LI schoolteachers, housing, unfair convictions, European tragedies, Nikki Haley and Civil War
Different lessons about LI teachers
I’m amazed that teachers making six figures are complaining about their commute and cost of living [“Commute, costs are driving away East End teachers,” News, Jan. 3]. Long Island has historically been a commuter community. Many complain about their commutes.
For years, I drove from Northport to a courthouse in lower Manhattan, sometimes spending three to four hours a day in the car. It takes me 40 minutes just to get to the highway in the morning.
Many endure this waste of time. Teachers do it, too, but most get their summers off. Their commute home is not even during rush hour.
I’m not quite sure what they’re complaining about that’s any different from the rest of us.
— Adrienne Bryant, Northport
Although the article refers to the East End, the same will happen to the rest of Long Island with young teachers having to leave. A family member has been teaching for 12 years and doesn’t even earn what the State Department of Labor says is the median elementary school teacher salary on Long Island — $106,232.
Salaries must increase to allow young teachers to remain on Long Island and afford a place to live. The problem is, when will this happen, and will it be too late?
— Susan Redmond, West Sayville
Can we fix housing and keep suburbia?
Aware of the good work of Nancy Douzinas and the Rauch Foundation, I read with interest her op-ed about Long Island’s failure to provide sufficient multifamily housing [“Multifamily housing still an LI problem,” Opinion, Jan. 2].
But I am not sure what she was really saying other than Long Island’s suburban land use patterns have not been supportive of multifamily high-density housing.
As someone active in land-use issues in my community, I am interested in ways to address all of the issues associated with sustaining the suburban character of our communities, including meeting our housing needs.
Lately, I have been thinking about the concept of “suburban community.” Is it a permanent development mode for residential communities, or is it just a transitory state before echoing urban densification? Long Island’s development patterns point to the latter.

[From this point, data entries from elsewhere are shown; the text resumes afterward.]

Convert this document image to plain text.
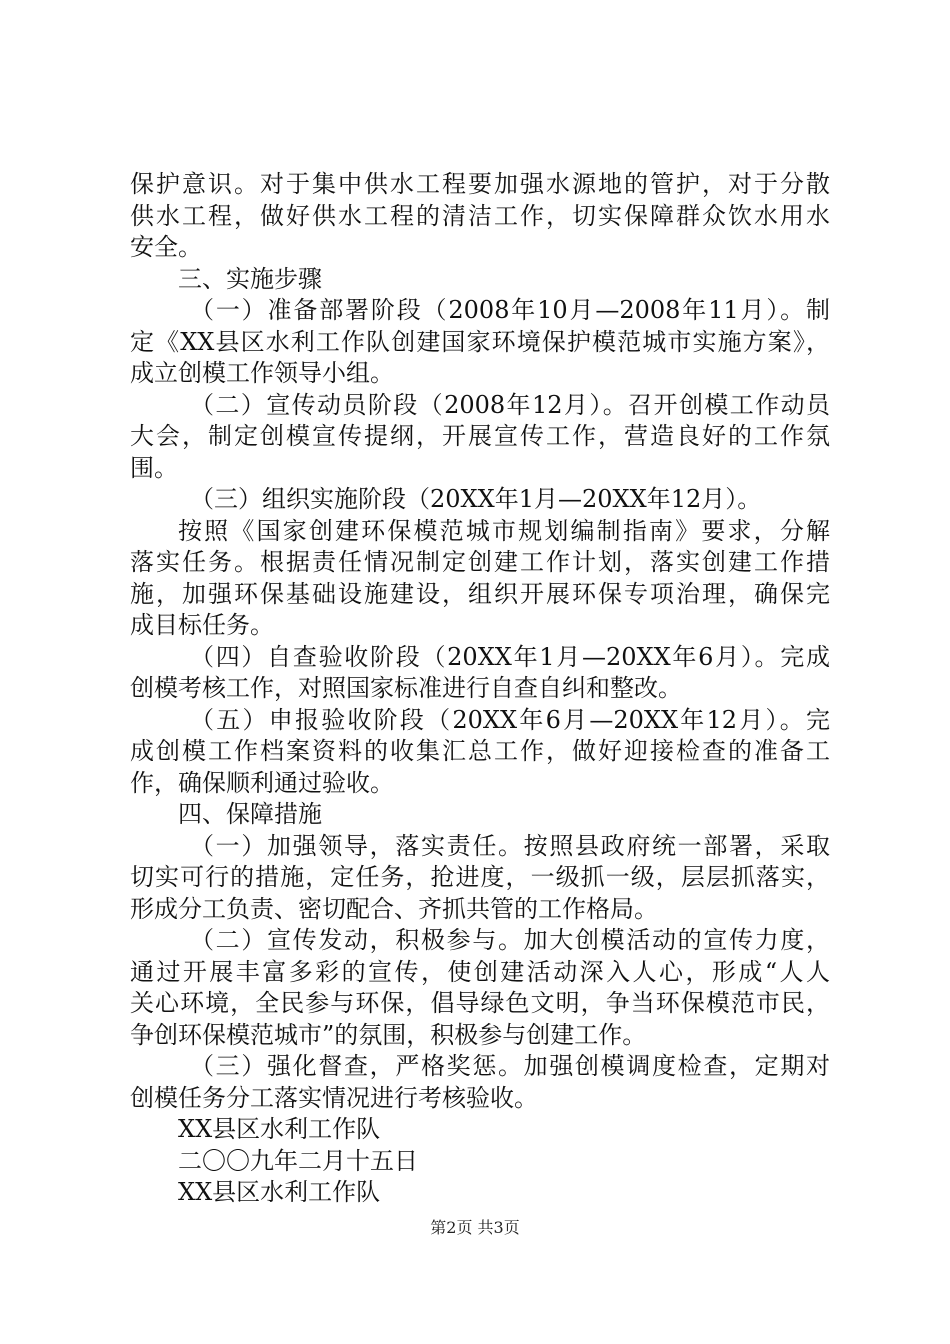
保护意识。对于集中供水工程要加强水源地的管护，对于分散
供水工程，做好供水工程的清洁工作，切实保障群众饮水用水
安全。
三、实施步骤
（一）准备部署阶段（2008年10月—2008年11月）。制
定《XX县区水利工作队创建国家环境保护模范城市实施方案》，
成立创模工作领导小组。
（二）宣传动员阶段（2008年12月）。召开创模工作动员
大会，制定创模宣传提纲，开展宣传工作，营造良好的工作氛
围。
（三）组织实施阶段（20XX年1月—20XX年12月）。
按照《国家创建环保模范城市规划编制指南》要求，分解
落实任务。根据责任情况制定创建工作计划，落实创建工作措
施，加强环保基础设施建设，组织开展环保专项治理，确保完
成目标任务。
（四）自查验收阶段（20XX年1月—20XX年6月）。完成
创模考核工作，对照国家标准进行自查自纠和整改。
（五）申报验收阶段（20XX年6月—20XX年12月）。完
成创模工作档案资料的收集汇总工作，做好迎接检查的准备工
作，确保顺利通过验收。
四、保障措施
（一）加强领导，落实责任。按照县政府统一部署，采取
切实可行的措施，定任务，抢进度，一级抓一级，层层抓落实，
形成分工负责、密切配合、齐抓共管的工作格局。
（二）宣传发动，积极参与。加大创模活动的宣传力度，
通过开展丰富多彩的宣传，使创建活动深入人心，形成“人人
关心环境，全民参与环保，倡导绿色文明，争当环保模范市民，
争创环保模范城市”的氛围，积极参与创建工作。
（三）强化督查，严格奖惩。加强创模调度检查，定期对
创模任务分工落实情况进行考核验收。
XX县区水利工作队
二〇〇九年二月十五日
XX县区水利工作队
第2页 共3页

There must be a mode of development that we can all agree on — one that provides affordable housing for our changing demographics and at the same time protects the rural, suburban character of our area, our green spaces, harbors and bays and assures manageable traffic (the 20-minute community concept) and ultimately our quality of life.
— George Hoffman, Setauket
The writer is a past president of the Three Village Civic Association.
Convict is freed: Do lawyers pay price?
A man was put in prison for nearly 26 years for a crime in which evidence was unethically withheld [“Wrongful conviction settlement,” News, Dec. 23]. What happens to the prosecuting attorneys who put him behind bars by withholding crucial information from the defense attorneys? Are they free to continue using similar strategies?
— Brian Keane, Patchogue
Let’s not forget worse European tragedies
While I joined in mourning the 14 people murdered in Prague, I question it as the worst mass killing in Czech history [“Day of mourning held for Czech shooting victims,” Nation & World, Dec. 25].
On June 10, 1942, all 192 men in the of village of Lidice were shot and killed by the Nazis, who then destroyed the town, slaughtering a total of about 340 people. During the Holocaust, the Nazis murdered approximately 263,000 Jews who had lived in Czechoslovakia.
We need to remember all of this cataclysmic history along with the recent shootings not just to mourn but to ensure that these acts of mass murder are never repeated.
— Steven Nachman, Plainview
She didn’t know how the Civil War started?
Republican presidential candidate Nikki Haley served as governor of South Carolina, which was the first state to secede from the Union in 1860 [“Haley walks back Civil War gaffe,” Nation, Dec. 29].
It was one of the founding member states of the Confederacy in 1861 and was the site of the first battle of the Civil War at Fort Sumter, also in 1861. And Haley did not know that slavery was the primary cause of the Civil War?